Véronique C. comprend le stratagème intérieur. D’ailleurs, cette collègue qui a prit si peu soin d’elle en claquant la portière du minibus de manière insouciante, n’exprimerait-elle pas aussi par ce geste une certaine rivalité et, peut-être, une vieille rancœur à l’égard de ma patiente. Là aussi, on pourrait y voir une intention cachée. Et pour que le sacrifice de ses doigts ne soit pas vain, il faudrait que les compliments de son patron se traduisent par la promotion tant convoitée et une augmentation correspondante.

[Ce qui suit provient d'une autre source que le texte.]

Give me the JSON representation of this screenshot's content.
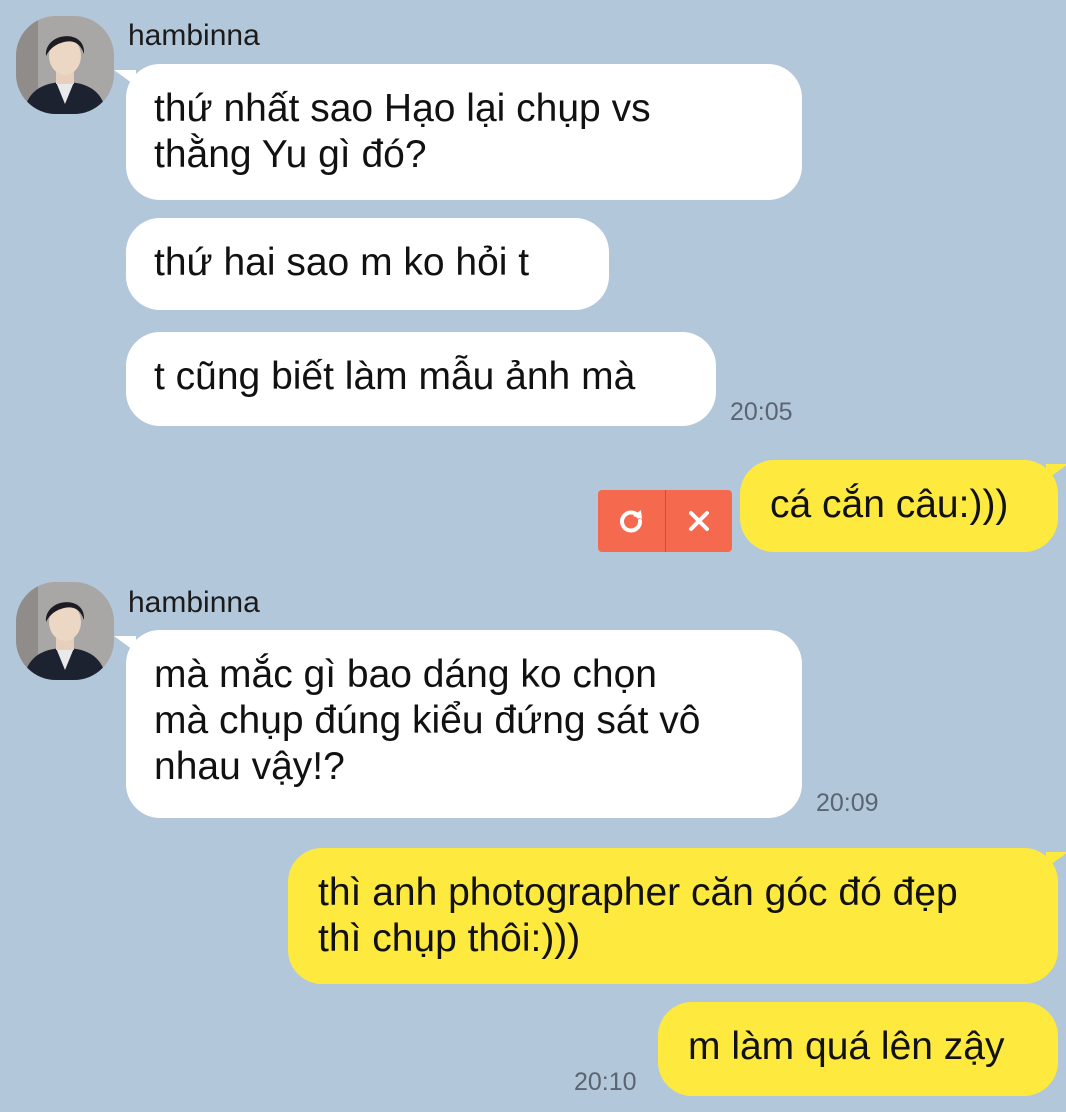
{
  "chat": {
    "sender_name": "hambinna",
    "groups": [
      {
        "sender": "hambinna",
        "messages": [
          {
            "lines": [
              "thứ nhất sao Hạo lại chụp vs",
              "thằng Yu gì đó?"
            ]
          },
          {
            "lines": [
              "thứ hai sao m ko hỏi t"
            ]
          },
          {
            "lines": [
              "t cũng biết làm mẫu ảnh mà"
            ],
            "time": "20:05"
          }
        ]
      },
      {
        "sender": "me",
        "messages": [
          {
            "lines": [
              "cá cắn câu:)))"
            ],
            "status": "failed"
          }
        ]
      },
      {
        "sender": "hambinna",
        "messages": [
          {
            "lines": [
              "mà mắc gì bao dáng ko chọn",
              "mà chụp đúng kiểu đứng sát vô",
              "nhau vậy!?"
            ],
            "time": "20:09"
          }
        ]
      },
      {
        "sender": "me",
        "messages": [
          {
            "lines": [
              "thì anh photographer căn góc đó đẹp",
              "thì chụp thôi:)))"
            ]
          },
          {
            "lines": [
              "m làm quá lên zậy"
            ],
            "time": "20:10"
          }
        ]
      }
    ],
    "failed_actions": {
      "retry_icon": "retry-icon",
      "delete_icon": "close-icon"
    }
  },
  "colors": {
    "background": "#b3c7db",
    "incoming_bubble": "#ffffff",
    "outgoing_bubble": "#fee93f",
    "failed_box": "#f56a4f",
    "timestamp": "#5a6571"
  }
}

- Toute peine mérite salaire, dis-je.
- Ben, c’est la moindre des choses, me répond-elle en souriant.
Et quelle conclusion à tous ses déboires croyez-vous que Véronique C. me lance :
- Finalement, tout c’est très bien passé !
Et oui, avec deux doigts broyés, un risque d’intervention chirurgicale en urgence et une incommensurable douleur… « Tout s’est très bien passé ».
CQFD. Mais je n’ai rien inventé : Freud appelait déjà ça un acte manqué.